Estratégia de internalização da produção

“Gosto de fazer analogias com experiências que já vivemos. Há 20 anos, quando descobrimos o pré-sal, criamos uma política de conteúdo local por motivos muito semelhantes aos de agora. Para explorar o pré-sal, teríamos de investir em uma gama de equipamentos novos, que até então não eram utilizados nas produções offshore. Havia necessidade de alta tecnologia e de equipamentos, e isso nos deixaria dependentes da importação destes produtos, com custos mais altos. Naquela época, o Brasil optou por criar a política de conteúdo local e foi bastante criticado por isso.”

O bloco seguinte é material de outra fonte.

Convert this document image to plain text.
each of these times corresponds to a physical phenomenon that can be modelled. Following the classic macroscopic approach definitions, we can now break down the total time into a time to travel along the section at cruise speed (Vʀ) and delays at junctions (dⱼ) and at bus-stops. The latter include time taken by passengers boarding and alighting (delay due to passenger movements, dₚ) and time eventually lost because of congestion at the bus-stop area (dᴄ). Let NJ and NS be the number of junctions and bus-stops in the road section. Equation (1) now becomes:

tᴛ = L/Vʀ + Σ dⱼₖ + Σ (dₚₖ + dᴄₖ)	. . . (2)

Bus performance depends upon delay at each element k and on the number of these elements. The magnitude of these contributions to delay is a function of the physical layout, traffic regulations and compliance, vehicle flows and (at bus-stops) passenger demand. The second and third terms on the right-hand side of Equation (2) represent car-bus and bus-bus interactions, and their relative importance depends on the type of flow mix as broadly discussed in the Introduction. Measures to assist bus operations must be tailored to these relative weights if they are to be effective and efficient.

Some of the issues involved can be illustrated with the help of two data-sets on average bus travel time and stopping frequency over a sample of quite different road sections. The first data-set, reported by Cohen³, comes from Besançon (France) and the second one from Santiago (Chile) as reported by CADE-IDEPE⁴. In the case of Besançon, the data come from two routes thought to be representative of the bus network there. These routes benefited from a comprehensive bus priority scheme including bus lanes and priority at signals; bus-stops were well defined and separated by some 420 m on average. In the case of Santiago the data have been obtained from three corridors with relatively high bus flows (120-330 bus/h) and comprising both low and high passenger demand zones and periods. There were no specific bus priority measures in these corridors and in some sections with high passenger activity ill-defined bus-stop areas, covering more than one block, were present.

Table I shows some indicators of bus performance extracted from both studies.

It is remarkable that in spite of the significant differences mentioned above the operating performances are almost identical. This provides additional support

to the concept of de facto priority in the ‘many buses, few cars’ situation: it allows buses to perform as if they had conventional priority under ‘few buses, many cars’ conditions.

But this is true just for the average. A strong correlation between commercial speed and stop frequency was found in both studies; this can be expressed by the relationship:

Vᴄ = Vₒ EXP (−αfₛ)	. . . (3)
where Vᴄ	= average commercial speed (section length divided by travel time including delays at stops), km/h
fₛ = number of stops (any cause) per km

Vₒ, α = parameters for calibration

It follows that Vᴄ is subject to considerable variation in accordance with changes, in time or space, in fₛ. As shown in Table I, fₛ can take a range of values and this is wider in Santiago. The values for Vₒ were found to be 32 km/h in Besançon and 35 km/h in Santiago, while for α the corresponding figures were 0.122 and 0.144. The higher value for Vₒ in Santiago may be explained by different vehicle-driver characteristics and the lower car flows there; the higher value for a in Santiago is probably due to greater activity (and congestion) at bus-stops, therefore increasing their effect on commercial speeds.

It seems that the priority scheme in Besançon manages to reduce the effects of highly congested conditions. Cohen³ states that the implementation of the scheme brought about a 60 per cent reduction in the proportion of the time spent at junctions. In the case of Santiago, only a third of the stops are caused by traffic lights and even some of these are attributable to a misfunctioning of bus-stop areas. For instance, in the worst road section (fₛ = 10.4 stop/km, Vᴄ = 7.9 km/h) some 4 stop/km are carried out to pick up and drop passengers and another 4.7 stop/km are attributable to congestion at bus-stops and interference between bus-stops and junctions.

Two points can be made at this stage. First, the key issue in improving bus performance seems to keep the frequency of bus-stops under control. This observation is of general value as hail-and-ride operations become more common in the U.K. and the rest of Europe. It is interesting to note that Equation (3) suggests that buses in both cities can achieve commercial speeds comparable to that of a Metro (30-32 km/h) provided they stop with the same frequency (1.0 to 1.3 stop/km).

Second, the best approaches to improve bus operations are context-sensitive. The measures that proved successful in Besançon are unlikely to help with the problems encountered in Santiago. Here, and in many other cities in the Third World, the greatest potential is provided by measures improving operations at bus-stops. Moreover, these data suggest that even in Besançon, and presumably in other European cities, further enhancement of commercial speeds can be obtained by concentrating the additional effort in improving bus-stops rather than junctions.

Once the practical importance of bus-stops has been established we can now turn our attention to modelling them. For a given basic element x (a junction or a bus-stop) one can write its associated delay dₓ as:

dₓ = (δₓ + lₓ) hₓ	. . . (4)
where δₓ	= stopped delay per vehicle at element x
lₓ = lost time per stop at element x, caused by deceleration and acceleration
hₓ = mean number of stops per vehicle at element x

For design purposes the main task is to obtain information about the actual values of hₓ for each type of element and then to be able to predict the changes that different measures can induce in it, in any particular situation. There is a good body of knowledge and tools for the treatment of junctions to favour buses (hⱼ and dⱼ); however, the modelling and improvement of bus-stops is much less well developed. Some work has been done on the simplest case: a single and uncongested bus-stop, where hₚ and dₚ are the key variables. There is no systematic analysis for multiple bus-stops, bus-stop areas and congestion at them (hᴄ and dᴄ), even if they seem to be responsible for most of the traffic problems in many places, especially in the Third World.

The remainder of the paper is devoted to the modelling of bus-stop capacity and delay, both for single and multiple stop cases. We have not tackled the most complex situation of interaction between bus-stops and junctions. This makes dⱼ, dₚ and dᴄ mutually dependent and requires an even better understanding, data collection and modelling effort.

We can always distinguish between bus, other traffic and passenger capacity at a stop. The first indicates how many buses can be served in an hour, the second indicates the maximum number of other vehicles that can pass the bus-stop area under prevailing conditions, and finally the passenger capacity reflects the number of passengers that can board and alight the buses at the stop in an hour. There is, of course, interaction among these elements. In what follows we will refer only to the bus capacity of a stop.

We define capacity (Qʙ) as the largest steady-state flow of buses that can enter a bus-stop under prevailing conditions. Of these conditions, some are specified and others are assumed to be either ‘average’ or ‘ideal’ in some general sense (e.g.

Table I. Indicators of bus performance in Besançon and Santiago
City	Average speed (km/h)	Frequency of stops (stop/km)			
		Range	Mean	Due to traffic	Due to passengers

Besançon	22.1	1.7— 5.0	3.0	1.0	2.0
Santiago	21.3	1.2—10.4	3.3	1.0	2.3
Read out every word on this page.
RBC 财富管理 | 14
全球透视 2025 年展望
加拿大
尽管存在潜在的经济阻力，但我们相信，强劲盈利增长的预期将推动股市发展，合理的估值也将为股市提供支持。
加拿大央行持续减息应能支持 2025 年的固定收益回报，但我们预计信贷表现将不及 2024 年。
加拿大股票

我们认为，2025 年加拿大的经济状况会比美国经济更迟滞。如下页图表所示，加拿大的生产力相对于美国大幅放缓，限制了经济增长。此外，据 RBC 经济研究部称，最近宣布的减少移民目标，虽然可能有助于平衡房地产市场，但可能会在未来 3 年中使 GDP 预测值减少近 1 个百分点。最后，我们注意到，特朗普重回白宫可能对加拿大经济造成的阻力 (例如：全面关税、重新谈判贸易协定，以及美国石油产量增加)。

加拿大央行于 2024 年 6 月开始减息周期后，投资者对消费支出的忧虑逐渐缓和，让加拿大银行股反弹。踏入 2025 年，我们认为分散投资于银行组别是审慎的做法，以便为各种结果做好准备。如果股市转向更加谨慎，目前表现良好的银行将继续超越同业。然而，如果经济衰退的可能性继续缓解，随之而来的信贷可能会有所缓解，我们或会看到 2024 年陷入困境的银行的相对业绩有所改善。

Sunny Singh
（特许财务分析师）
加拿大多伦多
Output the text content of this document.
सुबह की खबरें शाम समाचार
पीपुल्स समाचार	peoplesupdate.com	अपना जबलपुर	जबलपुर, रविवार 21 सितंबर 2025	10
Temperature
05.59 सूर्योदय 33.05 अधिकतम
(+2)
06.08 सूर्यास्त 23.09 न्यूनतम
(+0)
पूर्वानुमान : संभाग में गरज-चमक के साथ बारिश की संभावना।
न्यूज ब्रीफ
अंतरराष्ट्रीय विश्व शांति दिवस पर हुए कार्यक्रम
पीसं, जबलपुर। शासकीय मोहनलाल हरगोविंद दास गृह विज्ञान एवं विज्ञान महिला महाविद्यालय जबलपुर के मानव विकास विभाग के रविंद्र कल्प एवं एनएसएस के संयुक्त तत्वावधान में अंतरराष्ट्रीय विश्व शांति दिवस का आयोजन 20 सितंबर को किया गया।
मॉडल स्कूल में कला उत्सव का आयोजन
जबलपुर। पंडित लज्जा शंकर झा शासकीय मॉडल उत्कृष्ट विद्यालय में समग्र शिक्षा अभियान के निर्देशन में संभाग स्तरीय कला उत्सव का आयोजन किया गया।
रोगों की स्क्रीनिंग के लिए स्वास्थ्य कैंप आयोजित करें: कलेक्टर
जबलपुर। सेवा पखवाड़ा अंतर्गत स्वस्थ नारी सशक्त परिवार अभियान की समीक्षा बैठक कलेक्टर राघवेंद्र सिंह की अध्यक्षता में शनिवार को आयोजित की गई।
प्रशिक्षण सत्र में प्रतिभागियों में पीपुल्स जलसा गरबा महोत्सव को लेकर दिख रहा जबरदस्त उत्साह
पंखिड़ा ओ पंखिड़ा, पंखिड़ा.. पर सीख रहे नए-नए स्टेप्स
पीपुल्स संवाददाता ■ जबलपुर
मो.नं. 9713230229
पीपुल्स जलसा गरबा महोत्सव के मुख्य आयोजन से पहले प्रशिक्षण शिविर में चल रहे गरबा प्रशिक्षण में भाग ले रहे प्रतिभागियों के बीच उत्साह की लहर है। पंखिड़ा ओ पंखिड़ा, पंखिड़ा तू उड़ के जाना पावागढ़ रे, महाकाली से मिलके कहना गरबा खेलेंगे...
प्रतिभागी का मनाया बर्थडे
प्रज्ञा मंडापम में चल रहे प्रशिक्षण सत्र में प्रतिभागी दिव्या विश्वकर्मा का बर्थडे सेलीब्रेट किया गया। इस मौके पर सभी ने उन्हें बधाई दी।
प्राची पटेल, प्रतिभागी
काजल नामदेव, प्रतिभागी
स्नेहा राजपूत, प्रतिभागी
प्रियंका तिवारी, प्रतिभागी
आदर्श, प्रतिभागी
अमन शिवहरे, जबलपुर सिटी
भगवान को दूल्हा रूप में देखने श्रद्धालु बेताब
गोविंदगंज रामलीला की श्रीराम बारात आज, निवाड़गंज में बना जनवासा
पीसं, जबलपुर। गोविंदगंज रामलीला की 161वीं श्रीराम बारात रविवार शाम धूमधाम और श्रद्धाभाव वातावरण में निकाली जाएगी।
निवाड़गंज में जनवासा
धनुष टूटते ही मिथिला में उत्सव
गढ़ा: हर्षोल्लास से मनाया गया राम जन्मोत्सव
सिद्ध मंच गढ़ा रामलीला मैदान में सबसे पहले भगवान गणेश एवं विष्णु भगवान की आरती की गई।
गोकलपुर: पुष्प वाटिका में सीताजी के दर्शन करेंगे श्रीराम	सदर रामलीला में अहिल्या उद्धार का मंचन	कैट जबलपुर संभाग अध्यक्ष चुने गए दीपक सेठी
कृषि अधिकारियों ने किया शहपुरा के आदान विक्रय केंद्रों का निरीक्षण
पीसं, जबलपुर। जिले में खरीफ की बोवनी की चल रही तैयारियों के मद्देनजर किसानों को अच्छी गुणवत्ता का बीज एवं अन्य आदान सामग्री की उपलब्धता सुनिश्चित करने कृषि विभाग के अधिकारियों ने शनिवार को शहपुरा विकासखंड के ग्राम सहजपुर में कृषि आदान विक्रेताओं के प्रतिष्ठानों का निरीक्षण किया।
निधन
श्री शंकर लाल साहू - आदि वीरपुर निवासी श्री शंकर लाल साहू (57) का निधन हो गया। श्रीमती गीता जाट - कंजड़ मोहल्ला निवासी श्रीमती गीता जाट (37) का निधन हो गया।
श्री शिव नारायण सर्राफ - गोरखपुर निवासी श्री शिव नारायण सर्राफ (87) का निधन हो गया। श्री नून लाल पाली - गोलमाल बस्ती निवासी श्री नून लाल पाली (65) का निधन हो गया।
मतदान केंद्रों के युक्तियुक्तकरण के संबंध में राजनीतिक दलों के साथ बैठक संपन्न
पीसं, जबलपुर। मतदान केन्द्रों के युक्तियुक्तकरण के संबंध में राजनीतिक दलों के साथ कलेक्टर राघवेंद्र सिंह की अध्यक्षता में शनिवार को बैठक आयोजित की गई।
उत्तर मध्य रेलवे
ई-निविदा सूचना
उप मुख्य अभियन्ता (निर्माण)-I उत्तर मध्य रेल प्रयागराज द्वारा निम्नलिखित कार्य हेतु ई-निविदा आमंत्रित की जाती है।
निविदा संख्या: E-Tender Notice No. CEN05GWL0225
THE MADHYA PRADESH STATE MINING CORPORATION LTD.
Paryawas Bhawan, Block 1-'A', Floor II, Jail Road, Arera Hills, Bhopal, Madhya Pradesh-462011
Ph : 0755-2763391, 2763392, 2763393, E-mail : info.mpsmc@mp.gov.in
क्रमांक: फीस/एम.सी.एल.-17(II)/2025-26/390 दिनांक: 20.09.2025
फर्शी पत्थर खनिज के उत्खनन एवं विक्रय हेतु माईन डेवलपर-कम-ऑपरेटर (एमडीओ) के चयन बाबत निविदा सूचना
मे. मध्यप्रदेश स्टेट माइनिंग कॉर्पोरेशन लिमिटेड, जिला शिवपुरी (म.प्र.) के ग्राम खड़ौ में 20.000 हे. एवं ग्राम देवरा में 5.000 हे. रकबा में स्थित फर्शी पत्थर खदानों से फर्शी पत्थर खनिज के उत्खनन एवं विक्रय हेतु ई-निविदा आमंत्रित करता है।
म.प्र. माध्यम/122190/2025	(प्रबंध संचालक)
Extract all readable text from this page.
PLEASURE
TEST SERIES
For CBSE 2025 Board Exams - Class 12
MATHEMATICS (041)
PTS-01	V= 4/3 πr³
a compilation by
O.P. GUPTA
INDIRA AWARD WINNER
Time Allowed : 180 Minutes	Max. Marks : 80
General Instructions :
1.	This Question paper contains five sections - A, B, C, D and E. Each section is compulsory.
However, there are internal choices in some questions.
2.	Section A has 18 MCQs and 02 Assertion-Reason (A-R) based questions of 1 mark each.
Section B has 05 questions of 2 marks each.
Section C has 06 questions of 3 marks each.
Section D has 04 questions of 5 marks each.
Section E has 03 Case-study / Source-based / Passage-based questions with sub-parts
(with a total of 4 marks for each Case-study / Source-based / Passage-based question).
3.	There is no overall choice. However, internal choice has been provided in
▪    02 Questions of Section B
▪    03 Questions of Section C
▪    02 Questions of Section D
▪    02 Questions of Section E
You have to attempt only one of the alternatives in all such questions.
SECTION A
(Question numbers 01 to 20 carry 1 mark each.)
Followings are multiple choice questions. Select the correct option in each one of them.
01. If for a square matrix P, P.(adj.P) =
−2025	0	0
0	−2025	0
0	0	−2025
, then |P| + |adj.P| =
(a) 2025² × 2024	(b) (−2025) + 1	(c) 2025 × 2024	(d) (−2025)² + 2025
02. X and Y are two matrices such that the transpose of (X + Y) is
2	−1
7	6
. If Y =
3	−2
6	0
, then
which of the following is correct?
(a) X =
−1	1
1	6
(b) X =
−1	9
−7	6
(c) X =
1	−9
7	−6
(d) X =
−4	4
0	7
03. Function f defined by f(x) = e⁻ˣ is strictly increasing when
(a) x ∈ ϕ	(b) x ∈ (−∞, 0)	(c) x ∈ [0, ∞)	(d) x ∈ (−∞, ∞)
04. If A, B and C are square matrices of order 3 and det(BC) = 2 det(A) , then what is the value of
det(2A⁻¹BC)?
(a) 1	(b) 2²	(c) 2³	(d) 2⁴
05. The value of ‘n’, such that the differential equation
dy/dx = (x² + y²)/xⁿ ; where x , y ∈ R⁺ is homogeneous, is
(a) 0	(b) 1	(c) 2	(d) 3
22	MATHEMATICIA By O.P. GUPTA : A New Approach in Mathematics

“Hoje, quando olho pelo retrovisor, vemos que a capacidade instalada para essa indústria é incrível. Nosso custo atual de produção de petróleo no pré-sal é equiparável ao da Arábia Saudita. Ele se aproxima disso porque conseguimos instalar a indústria aqui. É um movimento semelhante ao que os Estados Unidos estão fazendo agora, ao reindustrializar o país, o que será benéfico para eles no longo prazo.”

Investimentos nos EUA e valorização do dólar

“Quando os EUA adotam um modelo de reindustrialização, os investidores tendem a voltar o olhar para dentro do país, diante da necessidade de reconstruir uma capacidade de produção que hoje está, de certa forma, sucateada. Com a atração de investimentos, a tendência é de valorização do dólar e desvalorização do real, o que levará a um câmbio desvantajoso para o Brasil.”

Mercados que ganham nesse cenário

“A Ásia como um todo, especialmente a Índia e a China, país que já está olhando para o Sudeste Asiático em busca de alternativas. Acredito que esse também deveria ser o caminho do Brasil. Esses países têm condições de receber parte da demanda reprimida, não de 100% da demanda dos Estados Unidos, claro, porque o poder de consumos deles é incrível. São mais de 340 milhões de habitantes e, para dar um exemplo, 60% do café consumido pelos americanos vem do Brasil.”

Competitividade no agro

“Para o mercado agropecuário brasileiro, exportar para a Ásia é mais complicado, especialmente quando se trata dos pequenos produtores. Além disso, o Brasil compete com Argentina e Uruguai, que também estão buscando rotas alternativas na Ásia e estão mais competitivos que o Brasil hoje. Como esses dois países continuam exportando para os Estados Unidos e não foram sobretaxados, o custo de produção deles se torna melhor em relação ao brasileiro. Uma alternativa para o agro brasileiro seria buscar alianças ou joint ventures comerciais com a Argentina, utilizando o país para escoar a produção. O que pode ser uma boa oportunidade para o fortalecimento do Mercosul.”

“Por outro lado, 60% dos fertilizantes usados no agronegócio vêm da Rússia, outros 20% da Ucrânia e de países dessa região, enquanto internamente o Brasil produz apenas 20% do que consome. Isso é um absurdo. Já tivemos esse alerta durante a pandemia e com a guerra entre Rússia e Ucrânia. Precisamos resolver essa dependência internacional.”

Estratégia de mitigação

“Olhando pelo retrovisor, gosto de me basear em estratégias que já deram certo, como aconteceu na indústria do petróleo, onde o Brasil tem importantes vantagens competitivas. A indústria do agronegócio é outra na qual temos uma vantagem competitiva incrível. Ao incentivar esse setor para fortalecer o Brasil, mesmo com os efeitos da tarifa, ainda será possível escoar a produção em volumes que compensem a margem perdida. É fundamental proteger e blindar essa indústria no país, ao mesmo tempo em que, gradualmente, firmamos novos acordos comerciais. No caso do petróleo, diversos incentivos fiscais do governo foram decisivos no passado — e o mesmo pode acontecer agora com o agro.”